Sabah uyandığımızda elimizi yüzümüzü yıkadıktan sonra ne olup bitiyor diye elimize telefonu alıyoruz. İlk açtığımız uygulama günün nasıl geçeceği konusunda belirleyici oluyor biraz. İlk olarak İnstagram’a bakanlar nispeten iyi başlıyorlar güne. Eğer devamında Twitter’a giriyorsanız bir anda bir karamsarlık kaplıyor içinizi.
Hele bir de direkt Twitter’la başlarsanız daha fena.
Öyle şeyler oluyor ki memlekette artık neresinden tutsak elimizde kalıyor.
Eğitim, sağlık, tarım, ekonomi, futbol aklınıza ne gelirse.
Her yerde bir pespayelik, her yerde bir işbilmezlik.
Peki bunun sebebi ne?
Bu işleri doğru düzgün yapacak kimse kalmadı mı memlekette?
Mesela şu ülkede tarımın sorunlarını bilen, nasıl düzeltilebileceği konusunda fikri ve yeteneği olan kimse yok mu?
Kala kala biz Ekrem Pakdemirli’ye mi kaldık?

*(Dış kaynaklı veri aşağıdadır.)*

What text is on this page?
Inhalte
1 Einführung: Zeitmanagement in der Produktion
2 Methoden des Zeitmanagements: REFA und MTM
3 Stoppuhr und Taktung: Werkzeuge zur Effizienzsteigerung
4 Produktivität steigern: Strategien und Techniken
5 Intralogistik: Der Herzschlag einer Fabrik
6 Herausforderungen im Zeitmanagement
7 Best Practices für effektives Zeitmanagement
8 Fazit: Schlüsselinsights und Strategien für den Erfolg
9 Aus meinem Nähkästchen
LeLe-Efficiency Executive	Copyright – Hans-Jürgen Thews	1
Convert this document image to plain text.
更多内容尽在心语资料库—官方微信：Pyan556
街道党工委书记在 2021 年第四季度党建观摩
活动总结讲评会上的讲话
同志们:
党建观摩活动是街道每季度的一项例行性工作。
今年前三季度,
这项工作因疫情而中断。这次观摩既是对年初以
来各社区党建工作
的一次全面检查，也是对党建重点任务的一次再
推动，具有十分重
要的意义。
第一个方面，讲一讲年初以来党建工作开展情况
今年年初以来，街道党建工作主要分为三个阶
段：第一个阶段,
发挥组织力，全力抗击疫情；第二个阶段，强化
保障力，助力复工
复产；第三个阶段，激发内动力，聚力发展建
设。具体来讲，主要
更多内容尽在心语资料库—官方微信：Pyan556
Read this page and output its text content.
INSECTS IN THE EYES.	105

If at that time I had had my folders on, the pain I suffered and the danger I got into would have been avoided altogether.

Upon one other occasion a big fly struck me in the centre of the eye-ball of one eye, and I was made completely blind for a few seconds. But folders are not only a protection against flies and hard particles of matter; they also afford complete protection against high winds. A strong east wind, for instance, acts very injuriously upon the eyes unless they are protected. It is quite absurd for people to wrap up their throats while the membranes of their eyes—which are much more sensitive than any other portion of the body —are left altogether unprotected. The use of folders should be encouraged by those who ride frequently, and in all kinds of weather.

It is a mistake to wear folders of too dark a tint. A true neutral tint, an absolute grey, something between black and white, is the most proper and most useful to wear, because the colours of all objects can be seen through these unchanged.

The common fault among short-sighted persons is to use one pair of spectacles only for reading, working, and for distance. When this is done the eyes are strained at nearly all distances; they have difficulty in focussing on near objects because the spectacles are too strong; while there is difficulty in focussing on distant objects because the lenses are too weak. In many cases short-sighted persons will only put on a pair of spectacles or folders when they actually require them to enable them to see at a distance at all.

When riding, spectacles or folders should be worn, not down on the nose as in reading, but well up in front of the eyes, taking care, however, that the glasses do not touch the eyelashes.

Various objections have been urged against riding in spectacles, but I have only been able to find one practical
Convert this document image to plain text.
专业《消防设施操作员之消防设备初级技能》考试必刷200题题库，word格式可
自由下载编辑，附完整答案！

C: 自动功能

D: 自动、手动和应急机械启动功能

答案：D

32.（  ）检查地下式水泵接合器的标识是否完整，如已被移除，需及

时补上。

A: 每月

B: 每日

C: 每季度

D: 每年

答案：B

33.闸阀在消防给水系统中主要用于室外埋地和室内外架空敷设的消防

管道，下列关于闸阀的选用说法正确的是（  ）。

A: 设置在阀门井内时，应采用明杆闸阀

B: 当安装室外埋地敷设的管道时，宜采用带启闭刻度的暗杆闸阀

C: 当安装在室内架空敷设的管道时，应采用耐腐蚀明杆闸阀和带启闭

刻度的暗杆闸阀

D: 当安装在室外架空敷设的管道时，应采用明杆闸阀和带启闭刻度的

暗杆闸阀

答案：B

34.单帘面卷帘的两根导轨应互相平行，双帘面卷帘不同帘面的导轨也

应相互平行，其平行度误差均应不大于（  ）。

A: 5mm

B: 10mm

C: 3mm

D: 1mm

Ne tarımı, ne ormanı? Sorumlu olduğu tüm alanlarda baş aşağı gidiyoruz. Çiftçiler tarlalarını ekmiyorlar. Pirinci Yunanistan’dan, soğanı Mısır’dan alarak hem tarım hem de dış politika konusunda harikalar yaratıyoruz.
Sağlık en önemli konu. Üstelik bir de dünya çapında bir salgın hastalık dönemindeyiz.
Pandeminin hemen öncesinde özellikle şehir hastaneleri denen garabetlerle ilgili eleştiriliyordu Sağlık Bakanı.
Özel hastane sahibi birini bakan yapmak doğru muydu? Şehir hastanelerine verilen garantiler, çılgın kira ücretleri, ismi şehir olan ama şehirlerden mümkünse en uzağa yapılan bu hastanelere ulaşımın zorluğu, şehir merkezlerindeki hastanelerin kapatılmasını konuşuyorduk biz.
Sonra pandemi başladı.
Sağlık Bakanı’nın yıldızı parlayıverdi. Pandemiyle ne kadar da güzel mücadele ettiğimiz koro halinde anlatıldı.
O sırada Türk Tabipler Birliği başta olmak üzere kimi kurumlar yapılan yanlışları anlatmaya çalışıyorlardı. Hemen vatan haini oluverdiler haliyle.
Maske rezilliği yaşadık. Sokağa çıkma yasağını son dakika duyurunca halk sokaklara taştı.
Şimdi geldiğimiz noktaya bakın. Dünyanın da bizim gibi her şeyi yiyeceğini düşünerek vaka sayısını gizledikleri ortaya çıktı.
İngiltere güvenli ülke olmaktan çıkardı bizi.
Japonya vize koydu iyi mi?
Peki bu memlekette sağlığın sorunlarını gerçekten bilen kimse yok muydu başka bakan yapacak?
İlla bir cemaatten mi olması gerekiyor bakanın?
Nitekim o cemaatlerin sağlık bakanlığını nasıl ele geçirdiklerini daha dün GATA’daki yobaz başhekim yardımcısıyla bir kez daha gördük.
Yani biz işi ehline vermedikçe, onun amcası bunun dayısı, o cemaatin adamı, bunun yalakasını bir yerlere getirmeye devam edersek ki edeceğiz gibi görünüyor, güzel günler beklemiyor bizi.
Düne kadar dalga geçtiğimiz Bulgaristan’ın parası bizim paramızın karşısında 5 kat değer kazandı.
Düne kadar acıyarak baktığımız Arjantin, Venezuela gibi olmaya ramak kaldı.